Acknowledging the seemingly small advantage, John H. Krystal, M.D., Editor of Biological Psychiatry and affiliated with both Yale University School of Medicine and the VA Connecticut Healthcare System, comments that this article “highlights an advance that may have more importance for public health than for individual doctors and patients.” He explains this reasoning:
"If the average doctor was actively treating 200 symptomatic depressed patients and switched all of them to venlafaxine from SSRI, only 12 patients would be predicted to benefit from the switch. This signal of benefit might be very hard for that doctor to detect. But imagine that the entire population of depressed patients in the United States, estimated to be 7.1% of the population or over 21 million people, received a treatment that was 5.9% more effective, then it is conceivable that more than 1 million people would respond to venlafaxine who would not have responded to an SSRI. This may be an example of where optimal use of existing medications may improve public health even when it might not make much difference for individual doctors and patients."
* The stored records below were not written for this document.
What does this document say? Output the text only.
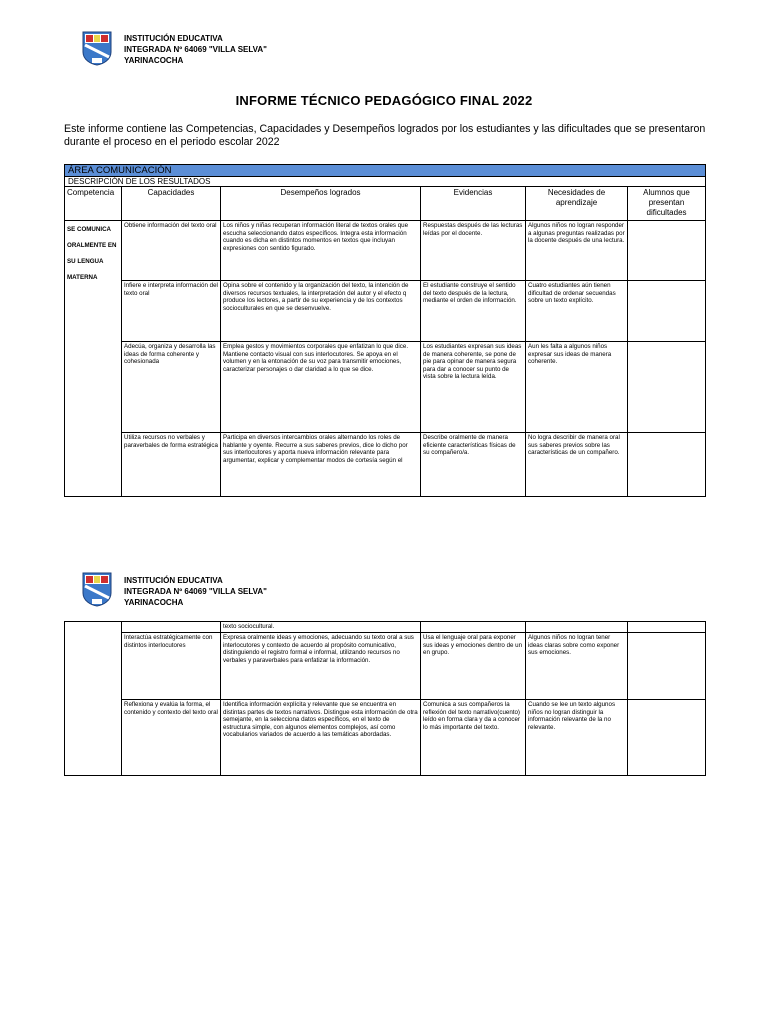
INSTITUCIÓN EDUCATIVA
INTEGRADA Nº 64069 "VILLA SELVA"
YARINACOCHA
INFORME TÉCNICO PEDAGÓGICO FINAL 2022
Este informe contiene las Competencias, Capacidades y Desempeños logrados por los estudiantes y las dificultades que se presentaron durante el proceso en el periodo escolar 2022
ÁREA COMUNICACIÓN					
DESCRIPCIÓN DE LOS RESULTADOS					
Competencia	Capacidades	Desempeños logrados	Evidencias	Necesidades de aprendizaje	Alumnos que presentan dificultades
SE COMUNICA ORALMENTE EN SU LENGUA MATERNA	Obtiene información del texto oral	Los niños y niñas recuperan información literal de textos orales que escucha seleccionando datos específicos. Integra esta información cuando es dicha en distintos momentos en textos que incluyan expresiones con sentido figurado.	Respuestas después de las lecturas leídas por el docente.	Algunos niños no logran responder a algunas preguntas realizadas por la docente después de una lectura.	
	Infiere e interpreta información del texto oral	Opina sobre el contenido y la organización del texto, la intención de diversos recursos textuales, la interpretación del autor y el efecto q produce los lectores, a partir de su experiencia y de los contextos socioculturales en que se desenvuelve.	El estudiante construye el sentido del texto después de la lectura, mediante el orden de información.	Cuatro estudiantes aún tienen dificultad de ordenar secuendas sobre un texto explícito.	
	Adecúa, organiza y desarrolla las ideas de forma coherente y cohesionada	Emplea gestos y movimientos corporales que enfatizan lo que dice. Mantiene contacto visual con sus interlocutores. Se apoya en el volumen y en la entonación de su voz para transmitir emociones, caracterizar personajes o dar claridad a lo que se dice.	Los estudiantes expresan sus ideas de manera coherente, se pone de pie para opinar de manera segura para dar a conocer su punto de vista sobre la lectura leída.	Aun les falta a algunos niños expresar sus ideas de manera coherente.	
	Utiliza recursos no verbales y paraverbales de forma estratégica	Participa en diversos intercambios orales alternando los roles de hablante y oyente. Recurre a sus saberes previos, dice lo dicho por sus interlocutores y aporta nueva información relevante para argumentar, explicar y complementar modos de cortesía según el	Describe oralmente de manera eficiente características físicas de su compañero/a.	No logra describir de manera oral sus saberes previos sobre las características de un compañero.	
INSTITUCIÓN EDUCATIVA
INTEGRADA Nº 64069 "VILLA SELVA"
YARINACOCHA
		texto sociocultural.			
	Interactúa estratégicamente con distintos interlocutores	Expresa oralmente ideas y emociones, adecuando su texto oral a sus interlocutores y contexto de acuerdo al propósito comunicativo, distinguiendo el registro formal e informal, utilizando recursos no verbales y paraverbales para enfatizar la información.	Usa el lenguaje oral para exponer sus ideas y emociones dentro de un en grupo.	Algunos niños no logran tener ideas claras sobre como exponer sus emociones.	
	Reflexiona y evalúa la forma, el contenido y contexto del texto oral	Identifica información explícita y relevante que se encuentra en distintas partes de textos narrativos. Distingue esta información de otra semejante, en la selecciona datos específicos, en el texto de estructura simple, con algunos elementos complejos, así como vocabularios variados de acuerdo a las temáticas abordadas.	Comunica a sus compañeros la reflexión del texto narrativo(cuento) leído en forma clara y da a conocer lo más importante del texto.	Cuando se lee un texto algunos niños no logran distinguir la información relevante de la no relevante.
Ghostwriter Watch: Who wrote the study and who conducted the analyses? The authors are listed as Charles Nemeroff, Richard Entsuah, Isma Benattia, Mark Demitrack, Diane Sloan, and Michael Thase. Their respective contributions are not listed in the text of the article. The contribution of Wilfrido Ortega-Leon for assistance with statistical analysis is acknowledged in the article, as are the contributions of Sherri Jones and Lorraine Sweeney of Advogent for "editorial assistance."
Ortega-Leon appears to be an employee of Wyeth. So did an employee of Wyeth run all of the stats, then pass them along to the authors for writeup? Last time I checked, there were sometimes problems associated with having a company-funded statistician run the stats then pass them along without any independent oversight. I don't know what happened, but my questions could have been easily resolved: Describe each author's contributions in a note at the end of the article.
Sherri Jones and Lorraine Sweeney have served in an "editorial assistant" role for other studies promoting Effexor, such as this one. I suspect that they are familiar with the key marketing messages for the drug. An important question: What does "editorial assistance" mean? Did Jones and Sweeney simply spell-check the paper and make sure the figures looked pretty? Did they consult the authors to get the main points, then fill in a few gaps? Or did they write the whole paper then watch the purported authors rubber-stamp their names on the author byline? Simply listing "editorial assistance" is not transparency. I have no problem with medical writers helping with a manuscript, depending on what "helping" means. Many researchers are not skilled writers and cleaning up their writing is a good idea for all parties. But having a medical writer who is paid by a drug company to make sure that key marketing messages are included in the paper can lead to problems.
Part 2, regarding the unemphasized, but important, finding from this study that antidepressants yield mediocre benefits over placebo.
Update (03-03-08): See comments. A wise reader has pointed out that there are actually three authors from Advogent. Well, um, one author and two editorial assistants. A skeptical person would add that the presence of three medical writers and a Wyeth statistican who appears in a footnote at the end of the study obviates the need for those pesky academic authors except for the need to lend the study a stamp of approval from "independent scientists." Is that too cynical?